The strength of this study is that it was a prospective study with a quality assurance design that included a large cohort, and a single ‘observer’ collecting all included data. All patients aged ≥65 years who were admitted were included in the study. A comprehensive set of patient data was collected and collated prospectively, followed by a robust analysis and statistical validation of results.
A potential limitation of this study is that osteoporosis and dementia were defined on the basis of patients’ history, case notes and clinical assessment. This is subject to reporter bias. In addition, in clinical practice it is not always possible to verify the accuracy of previous documentation. However, this was compensated for by using multiple information sources and assessment by a geriatrician-led team to verify these diagnoses, which is arguably the gold standard.
This study is based on the audit of a single orthogeriatric unit.

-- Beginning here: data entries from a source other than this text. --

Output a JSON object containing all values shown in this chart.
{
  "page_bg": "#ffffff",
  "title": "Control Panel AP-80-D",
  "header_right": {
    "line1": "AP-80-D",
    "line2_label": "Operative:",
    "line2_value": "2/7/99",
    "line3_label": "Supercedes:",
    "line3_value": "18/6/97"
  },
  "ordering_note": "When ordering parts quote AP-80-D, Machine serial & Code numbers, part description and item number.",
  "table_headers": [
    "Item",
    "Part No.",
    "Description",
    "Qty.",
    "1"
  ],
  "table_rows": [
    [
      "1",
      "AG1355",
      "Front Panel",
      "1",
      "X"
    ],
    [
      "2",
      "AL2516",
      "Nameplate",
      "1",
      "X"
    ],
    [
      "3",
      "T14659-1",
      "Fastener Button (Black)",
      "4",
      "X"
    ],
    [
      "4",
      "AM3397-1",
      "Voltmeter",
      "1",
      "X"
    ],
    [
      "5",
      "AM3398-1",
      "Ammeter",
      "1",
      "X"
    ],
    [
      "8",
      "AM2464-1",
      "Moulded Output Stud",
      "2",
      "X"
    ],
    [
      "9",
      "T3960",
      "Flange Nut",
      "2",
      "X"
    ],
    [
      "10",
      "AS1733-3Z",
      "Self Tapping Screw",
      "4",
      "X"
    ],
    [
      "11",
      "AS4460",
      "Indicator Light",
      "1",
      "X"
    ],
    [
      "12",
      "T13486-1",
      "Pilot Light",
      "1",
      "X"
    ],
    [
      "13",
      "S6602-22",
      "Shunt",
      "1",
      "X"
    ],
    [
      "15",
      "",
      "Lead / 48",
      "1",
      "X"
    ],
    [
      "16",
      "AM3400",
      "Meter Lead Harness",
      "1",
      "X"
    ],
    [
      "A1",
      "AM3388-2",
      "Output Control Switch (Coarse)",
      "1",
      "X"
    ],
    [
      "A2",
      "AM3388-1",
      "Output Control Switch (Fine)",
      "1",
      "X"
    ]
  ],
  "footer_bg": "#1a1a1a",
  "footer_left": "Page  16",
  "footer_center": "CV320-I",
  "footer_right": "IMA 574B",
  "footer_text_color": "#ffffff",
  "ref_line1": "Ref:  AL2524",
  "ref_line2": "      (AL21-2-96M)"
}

We were unable to determine the reasons why these patients were not ‘managed’ in terms of osteoporosis risk. Pre-existing frailty, comorbidity and patient choice may have been factors. There may be similar reasons for the difference in management of the two groups on the OGU. Furthermore, it may not reflect the standard of care in other similar settings and orthogeriatric care in terms of community-based preventive management and OGU intervention, which may account for the high morbidity. However, these findings are consistent with the published literature, which suggests this study does reflect existing practice that warrants improvement.
Another limitation of this study was that a number of patients were transferred to external hospitals with limited follow-up opportunity during the duration of the study. Further update of patient data could further enhance study outcomes.
Conclusion
This study shows a setting in which there is a low rate of treatment of older, frailer patients who are at a high risk of fracture, including those with demonstrated osteoporosis, prior fracture, dementia and falls risk. It would be useful to audit this in other similar Australian settings. It is reassuring that in a geriatrician-led OGU, overall osteoporosis treatment rate improved significantly post-MTF. However, in this cohort it may be a case of ‘too little, too late’, and it may be more realistic to aim for prevention rather than a cure. Pre-emptive intervention with known effective therapies in these high-risk patients prior to presentation with a fracture may have prevented at least some of these unnecessary, painful and costly admissions.
Implications for general practice
- Older patients with dementia are at a higher risk of osteoporosis and fractures.
- The imperative to assess and manage osteoporosis risk is significant.
- Untreated osteoporosis results in fracture, with high morbidity and mortality and costs.
- GPs are best positioned to assess, manage and reduce the risk in this high-risk population.